By Jack Arnhold, Contributing Reporter

RIO DE JANEIRO, BRAZIL – Work on the Line 3 extension to the VLT in Centro appears to have come to a stop, leaving an unfinished construction site on Avenida Marechal Floriano since the beginning of the year. Construction has reportedly been stopped to allow for impact studies on two archaeological sites in the area.

VLY, Rio de Janeiro, Brazil, Brazil News
Work on the line three extension to the VLT appears to have come to a stop, leaving an unfinished construction site on Avenida Marechal Floriano, photo internet recreation.

The road has been closed since January, but conditions have now deteriorated further as construction workers and machinery that were removed for the Carnival break in February haven’t returned since. Local residents and merchants say that is negatively affecting nearby businesses and the safety of the area.

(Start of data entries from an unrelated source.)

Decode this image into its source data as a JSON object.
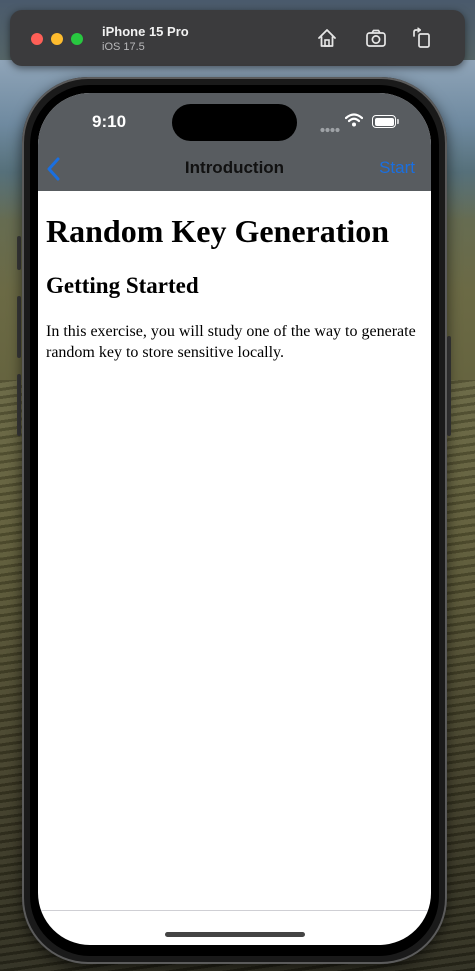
{
  "simulator": {
    "device_name": "iPhone 15 Pro",
    "os_version": "iOS 17.5",
    "icons": [
      "home-icon",
      "screenshot-icon",
      "rotate-icon"
    ]
  },
  "status_bar": {
    "time": "9:10"
  },
  "nav_bar": {
    "title": "Introduction",
    "back_icon": "chevron-left-icon",
    "right_button": "Start",
    "accent_color": "#1a6fe0"
  },
  "content": {
    "heading": "Random Key Generation",
    "subheading": "Getting Started",
    "paragraph": "In this exercise, you will study one of the way to generate random key to store sensitive locally."
  }
}
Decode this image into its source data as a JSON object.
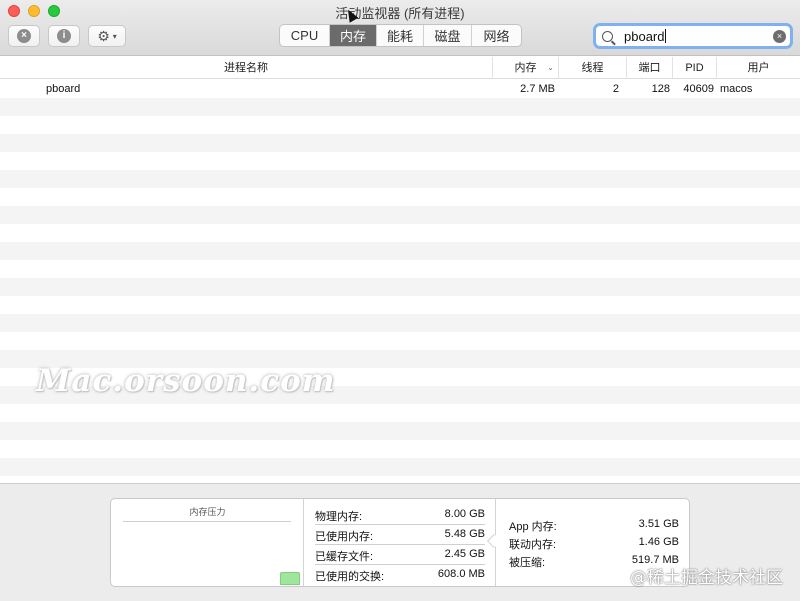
{
  "window": {
    "title": "活动监视器 (所有进程)"
  },
  "toolbar": {
    "stop_icon": "x-circle-icon",
    "info_icon": "info-circle-icon",
    "gear_icon": "gear-icon",
    "stop_glyph": "×",
    "info_glyph": "i",
    "gear_glyph": "⚙",
    "chevron_glyph": "▾",
    "tabs": [
      {
        "label": "CPU",
        "active": false
      },
      {
        "label": "内存",
        "active": true
      },
      {
        "label": "能耗",
        "active": false
      },
      {
        "label": "磁盘",
        "active": false
      },
      {
        "label": "网络",
        "active": false
      }
    ]
  },
  "search": {
    "value": "pboard",
    "clear_glyph": "×"
  },
  "table": {
    "columns": {
      "name": "进程名称",
      "memory": "内存",
      "threads": "线程",
      "ports": "端口",
      "pid": "PID",
      "user": "用户"
    },
    "sort_glyph": "⌄",
    "rows": [
      {
        "name": "pboard",
        "memory": "2.7 MB",
        "threads": "2",
        "ports": "128",
        "pid": "40609",
        "user": "macos"
      }
    ]
  },
  "watermark": "Mac.orsoon.com",
  "memory_panel": {
    "pressure_title": "内存压力",
    "pressure_level": 0.2,
    "stats": [
      {
        "label": "物理内存:",
        "value": "8.00 GB"
      },
      {
        "label": "已使用内存:",
        "value": "5.48 GB"
      },
      {
        "label": "已缓存文件:",
        "value": "2.45 GB"
      },
      {
        "label": "已使用的交换:",
        "value": "608.0 MB"
      }
    ],
    "app_stats": [
      {
        "label": "App 内存:",
        "value": "3.51 GB"
      },
      {
        "label": "联动内存:",
        "value": "1.46 GB"
      },
      {
        "label": "被压缩:",
        "value": "519.7 MB"
      }
    ]
  },
  "credit": "@稀土掘金技术社区",
  "colors": {
    "active_tab": "#6b6b6b",
    "search_focus": "#7fb0f0",
    "pressure_green": "#9fe59b"
  }
}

The VLT (Vehicle on Light Tracks) was inaugurated in June 2016 as part of the revitalization of the port area. Inspired by the old trams that were common in the city until the 1960s, it connects important transport hubs, such as the Santos Dumont airport and Rodoviária bus terminal, with the city center and central train station.

Spokespeople for the construction company have claimed that the pause in progress is due to its traversing an area of local archaeological interest, for which a license is required from the Institute for National Artistic and Historical Heritage (IPHAN).

According to IPHAN, the reason why a license is required is due to the proposed construction impacting both the Santa Rita cemetery and the São Joaquim Church, two sites of historical interest, as well as some listed buildings on the street.

What was supposed to be the final extension on the VLT network that would connect the city’s Central station to Candelária Cathedral now looks like little more than a disorganized patch of rubble.

“Even the barriers that served to protect the workers and prevent people from getting into the construction site have been removed. It’s all abandoned and could cause an accident,” Anderson Pereira Cruz, who works on the corner of Avenida Passos, recently told local news outlet O Globo.

Adding, “It is irresponsible to start such work and just stop. We have to complain. You can not just leave it like this.”

Officials have announced that the inspection by IPHAN should be completed sometime this month, with construction still projected to be finished by December of this year.